C'est pourquoi la circulaire de 2011 sur la proportionnalité des normes est, globalement, restée sans effet. Ceci est d'autant plus regrettable que la révision constitutionnelle de 2003 s'est appuyée sur le principe de subsidiarité normative pour aboutir, après amendements parlementaires, à la rédaction de l'article 72-2 de la Constitution.
C'est cette lecture de la Constitution qu'il faut promouvoir pour affirmer l'existence d'un pouvoir réglementaire local.
Le Conseil constitutionnel avait admis, dès 1997, l'existence d'un tel pouvoir dans sa décision sur « la prestation spécifique de dépendance ». Il admettait que la loi ne fixe que le plancher de cette prestation, laissant au département le pouvoir d'en fixer le plafond, sous le contrôle du juge de la légalité. De même, dans sa décision de 2002 sur la loi sur la Corse, il a admis que la combinaison des articles 21 et 72 de la Constitution permettait de confier un pouvoir d'application de la loi aux collectivités territoriales, sous réserve du respect des principes énoncés dans le préambule de la Constitution.
Le législateur est donc fondé à renvoyer l'application de certaines lois aux collectivités territoriales. C'est le cas du régime des aides directes aux entreprises, dont la compétence est passée, en 2002, du Premier ministre aux collectivités territoriales. Celles-ci avaient d'ailleurs reçu, dès 1980, la possibilité de moduler les taux d'imposition dans le domaine de la fiscalité locale.
Le législateur doit donc renvoyer, au cas par cas, et explicitement, le pouvoir réglementaire d'application de la loi aux collectivités territoriales. Naturellement, ce renvoi ne peut porter que sur la mise en oeuvre des compétences confiées à ces dernières, et dans le respect du principe de non-tutelle d'une collectivité sur une autre.
M. Gérard Le Cam. - C'est déjà le cas, car plusieurs niveaux de collectivités territoriales ont mis en place des règlements autonomes. Les départements ont ainsi défini des normes pour les stations d'épuration, et les communes ont élaboré des règlements de lotissement.
Je souhaite attirer l'attention sur les difficultés d'application de la réglementation thermique de 2012, qui s'applique quelle que soit la durée d'utilisation des bâtiments.

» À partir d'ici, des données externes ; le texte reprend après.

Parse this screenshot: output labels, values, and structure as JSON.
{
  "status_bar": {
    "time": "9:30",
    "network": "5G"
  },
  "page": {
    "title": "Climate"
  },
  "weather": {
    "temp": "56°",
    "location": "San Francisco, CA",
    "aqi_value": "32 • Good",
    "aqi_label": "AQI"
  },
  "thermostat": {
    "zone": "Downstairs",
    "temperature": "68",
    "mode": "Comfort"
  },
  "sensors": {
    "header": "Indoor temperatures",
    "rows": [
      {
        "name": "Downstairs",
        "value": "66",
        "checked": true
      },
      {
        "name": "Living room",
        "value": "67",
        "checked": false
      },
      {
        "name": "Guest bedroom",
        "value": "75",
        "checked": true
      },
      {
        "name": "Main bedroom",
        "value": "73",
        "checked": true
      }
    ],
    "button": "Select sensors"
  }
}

C'est ainsi que le vestiaire d'un stade récemment construit dans ma commune, et utilisé quelques heures par semaine, n'est pas aux normes, sans que l'on puisse tenir compte de la brièveté de son utilisation.
De même, de nombreux bâtiments d'élevage construits dans les années 60 en plaques d'amiante sont actuellement à l'abandon, car leur démantèlement devrait s'opérer avec les mêmes méthodes contraignantes s'appliquant à l'amiante en flocage, beaucoup plus polluant que l'amiante en plaques.
M. François Grosdidier. - En effet, le pouvoir normatif de troisième niveau existe déjà dans les faits, mais avec les risques évoqués de rupture d'égalité. Serait-il possible d'aller, à droit constant, vers une plus grande simplification des normes ?
M. Yves Krattinger. - Chacun des niveaux de normes pose question : les lois sont trop touffues, car trop précises. Le législateur devrait veiller à s'autolimiter. Je prendrai deux exemples :
- la loi de 2005 sur l'accessibilité des bâtiments publics aurait dû mieux délimiter en quoi celle-ci consistait. De plus, son application dans les transports publics est identique sur tout le territoire français, ce qui conduit à des absurdités. C'est pourquoi les transports en ont été exonérés à Paris ;
- certains groupes de pressions, notamment les fabricants de jeux pour enfants, poussent à une normalisation itérative des jeux installés dans les écoles et les squares. Lors d'un déplacement en Allemagne, j'ai pu constater que ces endroits étaient dotés de matériels solides et naturels, comme des souches ou des piquets de bois, grâce à une concertation avec les parents d'élèves. Cette méthode présente l'avantage de satisfaire tant les parents que les enfants, pour un coût beaucoup plus faible qu'en France.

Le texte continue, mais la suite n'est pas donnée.